私の居場所 63
生徒会長は下唇を噛みました。
「くっ・・・」
生徒会長は復讐を考えてます。どうすればあの2人に復讐できる? けど、いいアイデアが思い浮かびません。
しかし、浅はかな
話を中学校の校門前に戻しましょう。日向隊員はうかぬ顔でギターを弾いてました。実はすでに明石悠は1曲目のHoleという曲を歌い終えてるのですが、その曲をリクエストした女の子は、ここにいなかったのです。
さらに今明石悠が歌ってる2曲目、旅路。この曲をリクエストした女の子もここに来ませんでした。
まあ、これはしょうがないところがあります。
2曲をリクエストした2人の女の子は、すぐそばまで来てたのです。が、この異様な群衆を見て怖くなってしまい、引き返してしまったのです。2人がここに来なかったのは、仕方がない面がありました。
せっかく曲を憶えたのに、それをリクエストした人が来てない。自分は頭のけがを押して来たというのに・・・ 日向隊員は内心がっくししてます。
けど、3曲目をリクエストした女の子は来てました。メガネをかけた小さな少女です。日向隊員はこの女の子のために一生懸命演奏しようと決意しました。
なお、純粋に2人の曲を聴いてるオーディエンスは、彼女だけのようです。
ちなみに、日向隊員は頭に包帯を巻いたまま。マスコミやネット民には、昨日自転車で転んだとウソの説明をしてあります。
道路と反対側にあるコインパーキングの前の歩道には、前述の通り女神隊員が跨ったままのバイクがあります。
女神隊員から見た明石悠と日向隊員。が、人だかりがひどく、まったく姿が見えません。女神隊員はもっともっと近くに寄り、2人を、特に明石悠を見たい気分になってます。けど、今は隊長の命令でここにいます。つまり、職務。勝手に動くことはできません。
女神隊員は何か深く考えてるようです。
なお、今このコインパーキングは満車になってます。マスコミやネット民がライヴが始まる数時間前からここにきて、我先にとクルマを駐めていたのです。そのせいか隊長の私用のクルマは見当たりません。締め出されたようです。
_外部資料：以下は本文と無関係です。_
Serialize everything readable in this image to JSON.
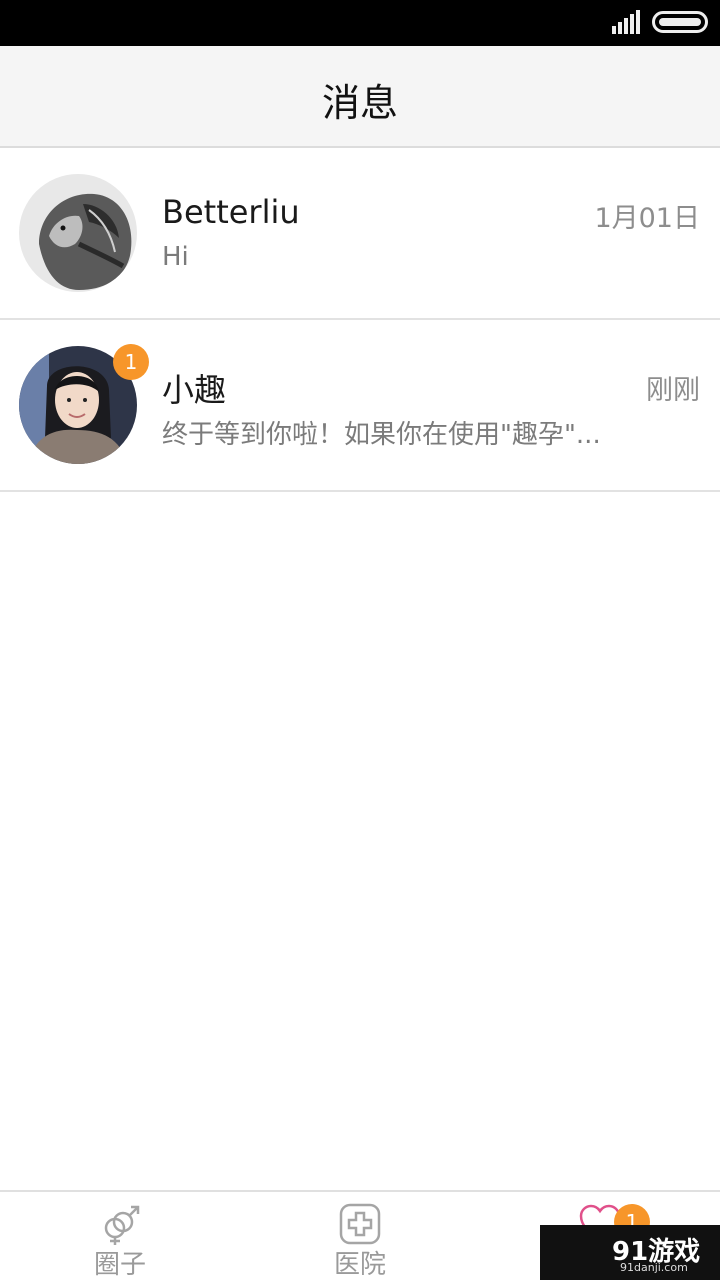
{
  "nav": {
    "title": "消息"
  },
  "conversations": [
    {
      "name": "Betterliu",
      "time": "1月01日",
      "preview": "Hi",
      "avatar": "lion-photo"
    },
    {
      "name": "小趣",
      "time": "刚刚",
      "preview": "终于等到你啦！如果你在使用\"趣孕\"...",
      "unread": "1",
      "avatar": "woman-photo"
    }
  ],
  "tabs": [
    {
      "label": "圈子",
      "icon": "gender-icon"
    },
    {
      "label": "医院",
      "icon": "hospital-plus-icon"
    },
    {
      "label": "",
      "icon": "heart-chat-icon",
      "badge": "1",
      "active": true
    }
  ],
  "watermark": {
    "logo": "91游戏",
    "url": "91danji.com"
  },
  "colors": {
    "badge": "#f7962a",
    "nav_bg": "#f5f5f5",
    "active_tab": "#e0508a"
  }
}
群衆の中、明石悠はたった今2曲目を歌い終えました。日向隊員のMC。
「じゃ、次は真夜中のノックのundercoverを歌います!」
メガネの少女は眼をきらきらさせました。
「あは!」
日向隊員のギターの演奏開始。この曲らしいハイスピード感。曲に興味のないマスコミやネット民たちも感心して聴いてます。
「うおーっ! すげーっ!」
もちろんメガネの少女も感激してます。
「あは、すごーい!」
メガネの少女は日向隊員の弦を爪弾く指を見て、
「ピックがないのに、よくこここまで弾けるなあ?・・・」
メガネの少女は次に日向隊員のギター全体を見ました。
「ガット弦でもここまで
メガネの少女はただ、ただ感心してました。
曲は1番が終わり、2番が終わりました。オリジナルではここで30秒を超えるギターソロが入るのですが、まだギターに自信のない日向隊員はそれを無視してハーフな3番に突入。その瞬間、メガネの少女ははっとしました。